JJ, as much as I value discussion in public schools, I also think the local TAXPAYER should have a say-so in the curriculum. If there is a sizeable number of Christians in a given area who are offended by evolution teaching, the schools ought to be able to defer to the needs of those families through opt-out or opt-in. I don’t see where anyone’s rights are violated when evolution is *not* taught in the same way that a religious minorities rights would be if all the children were required to memorize chunks of the Westminster Catechism.

JMO

Mrs. C
Guest

religious minority’s

Yes, I has good grammer.

Crimson Wife
Guest
I grew up in Massachusetts in a town where there are hardly any Fundamentalists (the closest Protestant church not affiliated with a liberal mainline denomination was a 20 min drive away). Everyone I knew believed in evolution (either theistic or Darwinian) but I wouldn’t say that the topic was particularly well-taught at the government-run school I attended. The science teaching in general was on the weak side at the school- lots of rote memorization & multiple-choice tests, after which the information was mostly forgotten. I struggled at first when I got to college and started taking science classes that actually… Read more »
Dana
Guest

And look! 81 lesson plans on astrology for the public schools!

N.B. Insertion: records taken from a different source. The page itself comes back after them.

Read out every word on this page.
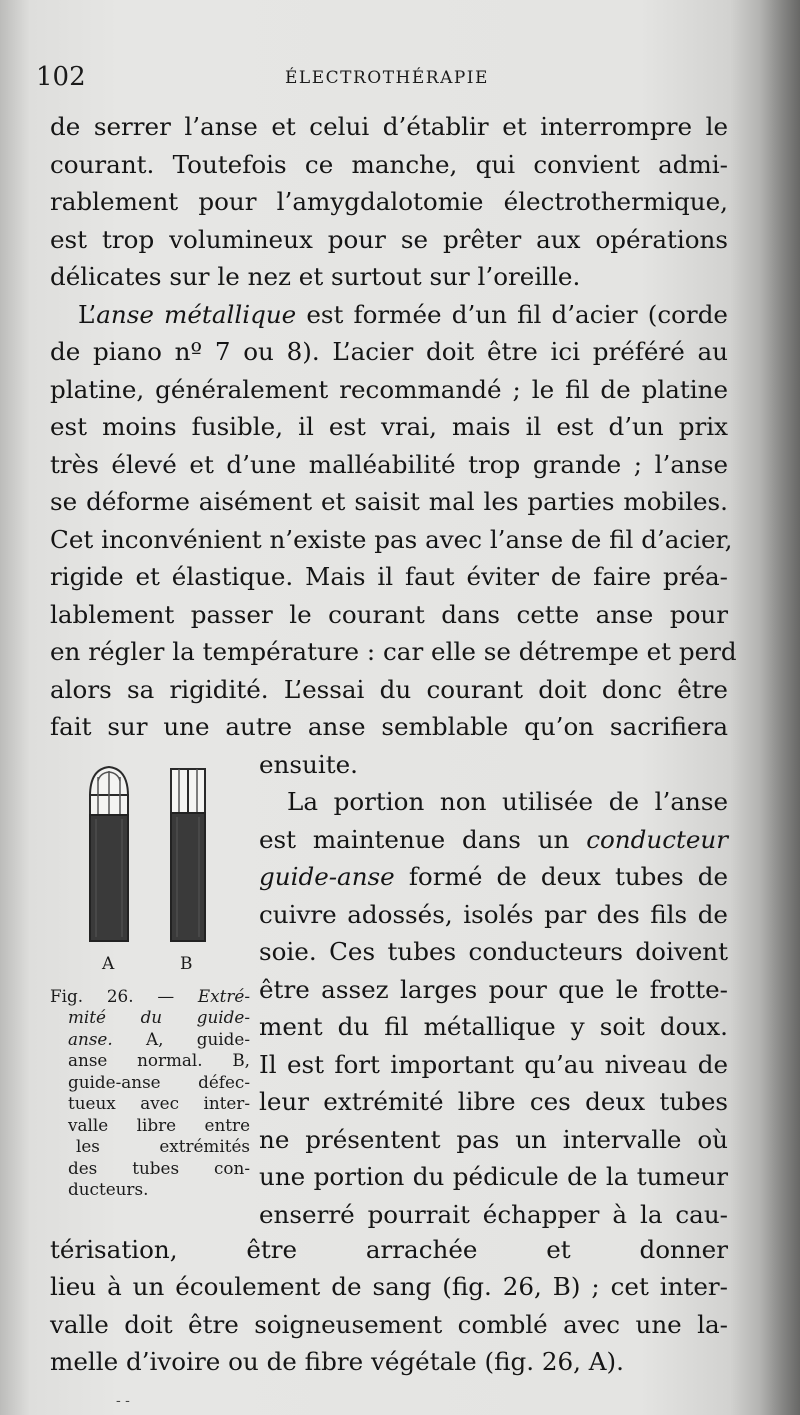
102	ÉLECTROTHÉRAPIE
de serrer l’anse et celui d’établir et interrompre le
courant. Toutefois ce manche, qui convient admi-
rablement pour l’amygdalotomie électrothermique,
est trop volumineux pour se prêter aux opérations
délicates sur le nez et surtout sur l’oreille.
L’anse métallique est formée d’un fil d’acier (corde
de piano nº 7 ou 8). L’acier doit être ici préféré au
platine, généralement recommandé ; le fil de platine
est moins fusible, il est vrai, mais il est d’un prix
très élevé et d’une malléabilité trop grande ; l’anse
se déforme aisément et saisit mal les parties mobiles.
Cet inconvénient n’existe pas avec l’anse de fil d’acier,
rigide et élastique. Mais il faut éviter de faire préa-
lablement passer le courant dans cette anse pour
en régler la température : car elle se détrempe et perd
alors sa rigidité. L’essai du courant doit donc être
fait sur une autre anse semblable qu’on sacrifiera
A	B
Fig. 26. — Extré-
mité du guide-
anse. A, guide-
anse normal. B,
guide-anse défec-
tueux avec inter-
valle libre entre
les extrémités
des tubes con-
ducteurs.
ensuite.
La portion non utilisée de l’anse
est maintenue dans un conducteur
guide-anse formé de deux tubes de
cuivre adossés, isolés par des fils de
soie. Ces tubes conducteurs doivent
être assez larges pour que le frotte-
ment du fil métallique y soit doux.
Il est fort important qu’au niveau de
leur extrémité libre ces deux tubes
ne présentent pas un intervalle où
une portion du pédicule de la tumeur
enserré pourrait échapper à la cau-
térisation, être arrachée et donner
lieu à un écoulement de sang (fig. 26, B) ; cet inter-
valle doit être soigneusement comblé avec une la-
melle d’ivoire ou de fibre végétale (fig. 26, A).
- -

http://www.lessonplanet.com/search?keywords=astrology&rating=3

Dana
Guest
JJRoss, you said: The real question is: Should that control come from the State, the CHURCH or the parent?” But the church doesn’t have that kind of power. It can certainly be a point for organization. Something some atheists seem to want as well. If I disagree with the teachings of my church, I can leave and there are no national discussions about whether I am harming my children by removing them from a religious institution. People won’t accuse me of being a “church protester” or part of some lunatic fringe group who believes God can be found without a… Read more »
Mrs. C
Guest

But, Lynn… don’t you think the voters should decide what’s taught in the schools they fund? And if not, WHO should decide? Just askin’.